她噗嗤樂了, “誰說我是個壞人了?”漸漸的,她也有絲哽咽,寂寞地笑著,“我曉得了,謝謝你,沒虧我養你一場。往后我人不在濟南了,你受了欺負,可沒人替你出氣。你留神點,要做娘的人了,別還像那樣傻兮兮的。”
彩衣碎碎地點著頭,夢迢復拉著她往門上去。太陽轟轟烈烈地照著,站在門蓋下的濃陰里,身上還是涼的。夢迢幾番催促她進去,彩衣就是不肯走,“我望著姑娘走。”
夢迢只得捉裙下來,走到轎前,回首望,長街對朱門,日照映彩衣。那仿佛是她的一段過去,曾有些天真懵懂的自己,站在遙遠的回憶里,向她招著手。
她迫不得已地硬著心腸朝前走了,丟掉那些天真,以求在這世上頑強地生存。
順道走到云生巷來,進院見著從前孟府里的老管家正指揮著小廝搬抬東西,局面亂哄哄的,果然像是預備往哪里去的樣子。
那老管家見了夢迢,仍舊尊稱“太太”,扭頭朝屋里稟報了聲。

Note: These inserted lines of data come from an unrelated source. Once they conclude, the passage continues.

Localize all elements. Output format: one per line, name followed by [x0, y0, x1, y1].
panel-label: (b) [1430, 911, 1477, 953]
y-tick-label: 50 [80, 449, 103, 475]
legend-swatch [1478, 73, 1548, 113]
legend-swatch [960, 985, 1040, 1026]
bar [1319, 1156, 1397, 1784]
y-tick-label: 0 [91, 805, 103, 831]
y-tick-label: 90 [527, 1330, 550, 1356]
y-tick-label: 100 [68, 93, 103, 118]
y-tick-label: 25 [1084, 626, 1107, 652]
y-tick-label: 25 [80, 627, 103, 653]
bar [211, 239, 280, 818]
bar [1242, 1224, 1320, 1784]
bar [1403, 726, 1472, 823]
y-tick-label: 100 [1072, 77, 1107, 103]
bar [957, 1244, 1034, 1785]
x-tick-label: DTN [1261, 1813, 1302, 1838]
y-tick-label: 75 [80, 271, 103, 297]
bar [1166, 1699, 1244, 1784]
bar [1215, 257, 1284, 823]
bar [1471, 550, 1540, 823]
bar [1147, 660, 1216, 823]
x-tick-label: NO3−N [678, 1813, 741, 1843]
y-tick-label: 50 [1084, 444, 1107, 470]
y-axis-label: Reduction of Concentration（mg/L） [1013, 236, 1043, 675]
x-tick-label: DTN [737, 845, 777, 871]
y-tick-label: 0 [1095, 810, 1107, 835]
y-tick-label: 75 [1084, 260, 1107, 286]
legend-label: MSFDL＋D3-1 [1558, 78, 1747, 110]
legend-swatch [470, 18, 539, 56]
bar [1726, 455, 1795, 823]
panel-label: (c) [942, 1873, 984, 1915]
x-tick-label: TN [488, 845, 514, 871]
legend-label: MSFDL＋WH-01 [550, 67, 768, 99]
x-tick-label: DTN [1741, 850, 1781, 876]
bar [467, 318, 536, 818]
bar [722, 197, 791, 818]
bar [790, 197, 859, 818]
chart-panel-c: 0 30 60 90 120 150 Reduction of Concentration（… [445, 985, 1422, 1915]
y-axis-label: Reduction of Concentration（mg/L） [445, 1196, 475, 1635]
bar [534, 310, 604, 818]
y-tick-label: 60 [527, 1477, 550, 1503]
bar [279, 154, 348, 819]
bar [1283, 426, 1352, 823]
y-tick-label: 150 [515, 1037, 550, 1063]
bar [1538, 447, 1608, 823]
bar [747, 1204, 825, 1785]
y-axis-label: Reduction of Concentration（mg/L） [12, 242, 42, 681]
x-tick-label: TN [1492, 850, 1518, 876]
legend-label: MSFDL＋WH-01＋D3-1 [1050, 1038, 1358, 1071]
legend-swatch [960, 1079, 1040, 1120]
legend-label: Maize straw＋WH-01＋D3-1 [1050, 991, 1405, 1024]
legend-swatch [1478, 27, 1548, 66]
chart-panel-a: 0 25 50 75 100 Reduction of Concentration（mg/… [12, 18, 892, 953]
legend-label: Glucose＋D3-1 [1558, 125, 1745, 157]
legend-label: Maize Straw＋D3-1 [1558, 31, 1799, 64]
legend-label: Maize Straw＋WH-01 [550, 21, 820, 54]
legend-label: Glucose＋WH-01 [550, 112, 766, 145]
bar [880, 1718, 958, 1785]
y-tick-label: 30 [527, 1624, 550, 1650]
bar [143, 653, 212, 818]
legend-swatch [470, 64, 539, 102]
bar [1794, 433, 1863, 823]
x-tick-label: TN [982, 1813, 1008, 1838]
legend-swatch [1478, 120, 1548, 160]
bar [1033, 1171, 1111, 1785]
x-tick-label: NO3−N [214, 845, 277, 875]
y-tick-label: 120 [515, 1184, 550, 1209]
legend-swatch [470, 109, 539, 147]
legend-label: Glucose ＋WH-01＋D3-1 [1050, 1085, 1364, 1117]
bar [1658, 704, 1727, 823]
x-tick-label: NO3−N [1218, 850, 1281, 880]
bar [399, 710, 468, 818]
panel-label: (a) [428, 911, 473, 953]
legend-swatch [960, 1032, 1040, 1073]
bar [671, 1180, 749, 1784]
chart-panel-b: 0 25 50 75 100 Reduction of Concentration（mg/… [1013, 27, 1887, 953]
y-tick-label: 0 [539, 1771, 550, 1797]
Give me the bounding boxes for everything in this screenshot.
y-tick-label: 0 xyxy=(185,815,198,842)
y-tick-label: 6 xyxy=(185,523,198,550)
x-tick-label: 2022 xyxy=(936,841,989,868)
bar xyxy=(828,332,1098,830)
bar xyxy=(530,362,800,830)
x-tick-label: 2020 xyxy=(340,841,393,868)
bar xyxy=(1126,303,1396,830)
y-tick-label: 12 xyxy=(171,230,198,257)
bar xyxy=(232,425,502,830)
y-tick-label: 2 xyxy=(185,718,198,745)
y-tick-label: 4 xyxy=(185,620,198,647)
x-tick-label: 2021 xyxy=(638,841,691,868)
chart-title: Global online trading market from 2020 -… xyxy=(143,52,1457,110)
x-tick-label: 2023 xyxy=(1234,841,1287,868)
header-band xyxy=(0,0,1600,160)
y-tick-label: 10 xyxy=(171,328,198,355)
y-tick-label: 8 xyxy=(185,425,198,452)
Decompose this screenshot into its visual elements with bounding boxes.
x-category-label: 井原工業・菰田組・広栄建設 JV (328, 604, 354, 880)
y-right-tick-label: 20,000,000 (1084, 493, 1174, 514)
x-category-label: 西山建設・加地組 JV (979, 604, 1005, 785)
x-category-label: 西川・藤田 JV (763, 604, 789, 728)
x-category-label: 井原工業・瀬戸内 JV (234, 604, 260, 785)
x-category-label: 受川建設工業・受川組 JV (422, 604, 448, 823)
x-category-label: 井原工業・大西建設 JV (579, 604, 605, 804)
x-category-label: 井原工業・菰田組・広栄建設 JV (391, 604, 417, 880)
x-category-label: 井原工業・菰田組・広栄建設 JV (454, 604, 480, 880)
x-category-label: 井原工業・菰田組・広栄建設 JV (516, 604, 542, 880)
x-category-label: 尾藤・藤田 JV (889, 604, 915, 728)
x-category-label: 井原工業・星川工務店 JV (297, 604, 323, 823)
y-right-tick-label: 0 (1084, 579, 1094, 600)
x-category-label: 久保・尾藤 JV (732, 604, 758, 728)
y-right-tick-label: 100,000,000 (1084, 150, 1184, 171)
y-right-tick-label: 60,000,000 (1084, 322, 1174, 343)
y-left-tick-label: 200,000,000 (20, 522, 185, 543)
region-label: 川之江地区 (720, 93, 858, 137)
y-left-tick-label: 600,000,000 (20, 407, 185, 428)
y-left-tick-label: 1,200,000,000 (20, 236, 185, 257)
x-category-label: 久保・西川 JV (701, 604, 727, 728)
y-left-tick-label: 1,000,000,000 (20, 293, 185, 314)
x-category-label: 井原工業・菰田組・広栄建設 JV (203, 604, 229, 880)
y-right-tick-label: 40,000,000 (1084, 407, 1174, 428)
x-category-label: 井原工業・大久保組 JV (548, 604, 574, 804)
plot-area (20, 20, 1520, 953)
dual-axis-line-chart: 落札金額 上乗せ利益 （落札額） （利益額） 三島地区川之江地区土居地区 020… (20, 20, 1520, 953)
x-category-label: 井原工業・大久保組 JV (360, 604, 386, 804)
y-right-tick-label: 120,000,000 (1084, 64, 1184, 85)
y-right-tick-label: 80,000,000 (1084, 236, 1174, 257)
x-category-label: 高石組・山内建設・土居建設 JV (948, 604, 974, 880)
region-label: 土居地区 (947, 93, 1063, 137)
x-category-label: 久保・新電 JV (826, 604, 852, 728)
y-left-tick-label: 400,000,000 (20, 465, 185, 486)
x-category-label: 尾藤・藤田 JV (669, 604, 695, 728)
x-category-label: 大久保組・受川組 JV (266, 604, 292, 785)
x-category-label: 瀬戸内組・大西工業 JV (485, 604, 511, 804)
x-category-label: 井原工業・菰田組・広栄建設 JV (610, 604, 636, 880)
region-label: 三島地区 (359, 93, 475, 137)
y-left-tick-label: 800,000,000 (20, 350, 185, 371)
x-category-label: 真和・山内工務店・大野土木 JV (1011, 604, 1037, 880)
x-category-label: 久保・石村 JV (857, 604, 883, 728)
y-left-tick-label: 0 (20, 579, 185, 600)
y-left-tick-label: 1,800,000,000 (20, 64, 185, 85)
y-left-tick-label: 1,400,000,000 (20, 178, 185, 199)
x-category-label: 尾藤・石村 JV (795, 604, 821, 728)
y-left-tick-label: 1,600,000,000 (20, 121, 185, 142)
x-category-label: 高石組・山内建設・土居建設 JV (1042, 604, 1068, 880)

末了見銀蓮抱著孩子由門首迎階下來,笑盈盈地先福身行禮,又握著小兒的手與夢迢作揖,“叫太太、叫太太、說太太納福。”
夢迢握著他的手笑著,“要換從前,你還要喊我聲‘母親’呢。會講話了么?”
銀蓮引著她往屋里進,“還不會呢,只會咿咿呀呀地嚷嚷,偶然蹦出兩個字,倒有些似模似樣。姑娘怎么想著到我這里來?我這里不好找,沒繞彎子吧?”
“我從前來過的。”夢迢旋身落在榻上,俏生生地沖她挑下眉,“你不知道吧,那年你被土匪劫了去,孟玉帶兵去救你,我就到你這里來過一趟。”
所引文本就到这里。